А еще были праздники, которые мама устраивала для нас двоих. Вдруг среди недели почти круглосуточной работы у нее случался свободный день, короткая передышка, которая называлась «отгул». Для меня это звучало как «прогул», да и означало прогул, потому что в такой день мама разрешала мне не ходить в школу. Мы уже накануне строили планы на завтра. Наступало завтра. Сквозь сон я слышала, как щелкал дверной замок. Значит, мама ушла на рынок. Ранний поход на рынок сопровождал все наши праздники. В такой нерабочий день мама, встав пораньше, накидывала пальто и бежала на рынок. Возвращалась она с чем-нибудь особенным в зависимости от сезона: с баночкой варенца, подернутого коричневой пленкой, с пучком редиски, с букетом сирени или мимозы. Начинался разбор сумок, поиски вазы для цветов, мытье овощей. Я любила мыть редиску. Мне нравилось катать ее между пальцами под струей воды и смотреть, как она становится красной и яркой. Завтрак — миска свежего салата. На пианино — свежий букет. И это только начало дня. А дальше радостные торопливые сборы. Предстоял поход в кино или театр на утренний спектакль. Мама любила безудержное веселье: если кино, то два фильма в день. Если театр, то потом кино или гости. Коловращение, зрелище, шум. К нам приходило много людей. Летом они входили прямо через окно: спрыгнут с низкого подоконника — и в комнате. Накурено. Несколько пепельниц на полу, возле чьих-то ног. Кто-то наигрывает на пианино «цыганочку», а мама, рыжеволосая, в легком пестром платье, плывет по комнате, раскинув руки и подергивая плечами. Иногда она склоняется к кому-нибудь из сидящих и, заглядывая в глаза, притоптывает на месте. Смех, шутливые поцелуи.
Бабушкины приемы были совсем иными. Собирались родственники.
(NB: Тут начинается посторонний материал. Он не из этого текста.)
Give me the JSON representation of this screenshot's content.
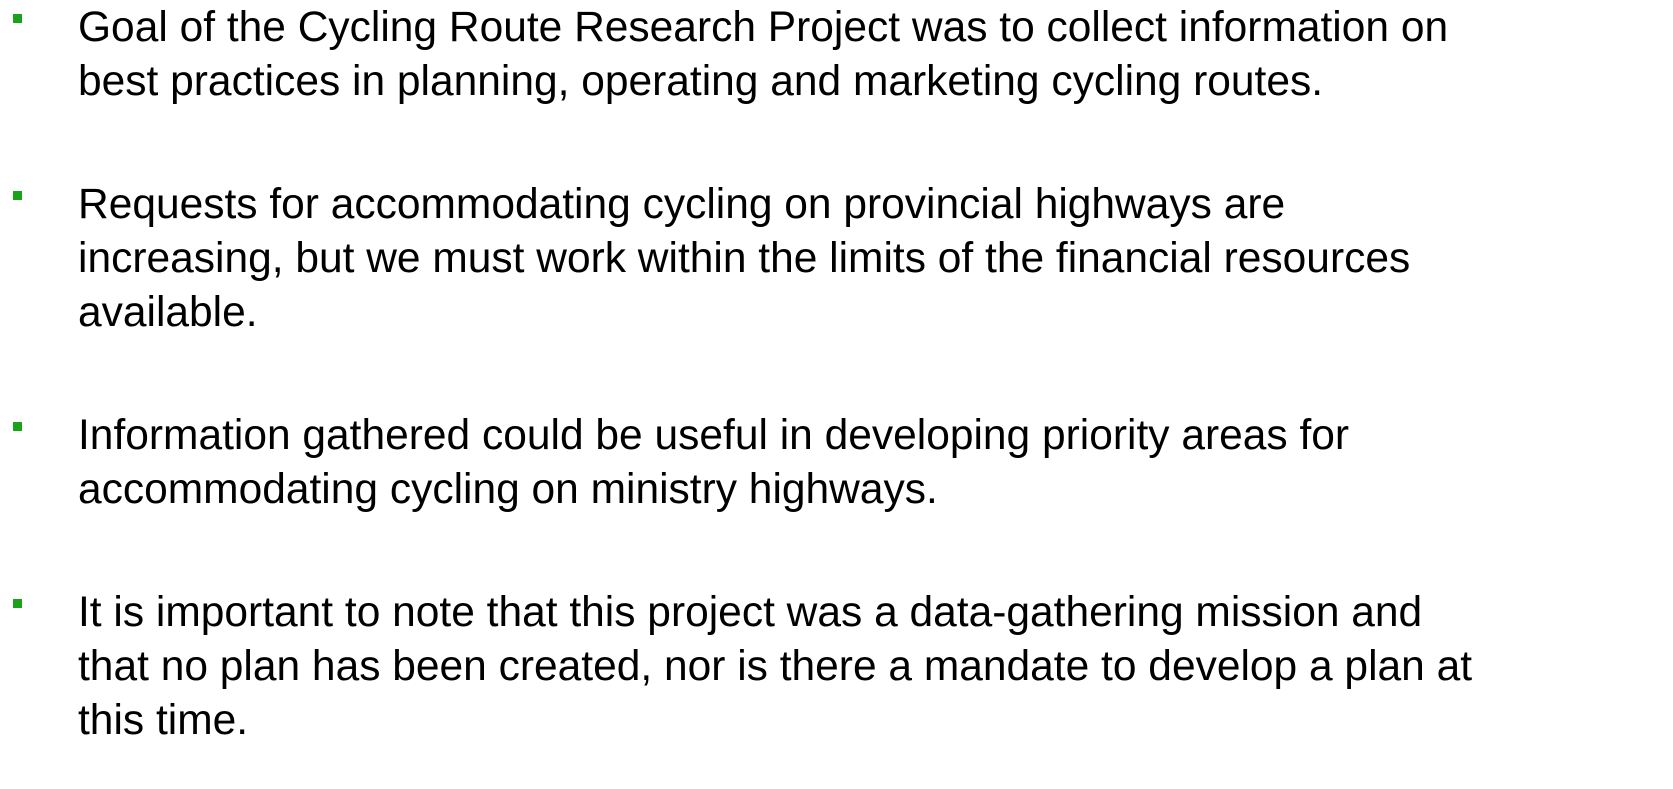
{
  "items": [
    {
      "lines": [
        "Goal of the Cycling Route Research Project was to collect information on",
        "best practices in planning, operating and marketing cycling routes."
      ]
    },
    {
      "lines": [
        "Requests for accommodating cycling on provincial highways are",
        "increasing, but we must work within the limits of the financial resources",
        "available."
      ]
    },
    {
      "lines": [
        "Information gathered could be useful in developing priority areas for",
        "accommodating cycling on ministry highways."
      ]
    },
    {
      "lines": [
        "It is important to note that this project was a data-gathering mission and",
        "that no plan has been created, nor is there a mandate to develop a plan at",
        "this time."
      ]
    }
  ]
}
Некоторых я встречала только по семейным праздникам. Не помню их имен и голосов, но помню, как они держат вилки и обсасывают косточки. Бабушка готовилась к торжественному дню с воодушевлением и самоотдачей. В назначенный час на столе появлялось блюдо с фаршированной рыбой. В отдельных мисочках красный хрен, а в глубокой миске — голубцы, перевязанные ниточкой. Эта нитка не давала мне покоя. «Зачем она?» — каждый раз спрашивала я. «Голубцу крылышки перевязать, чтобы не улетел», — говорили мне. Я долго и задумчиво обсасывала солоноватую ниточку и, не решаясь выбросить, прятала в карман. Но иногда мир кренился.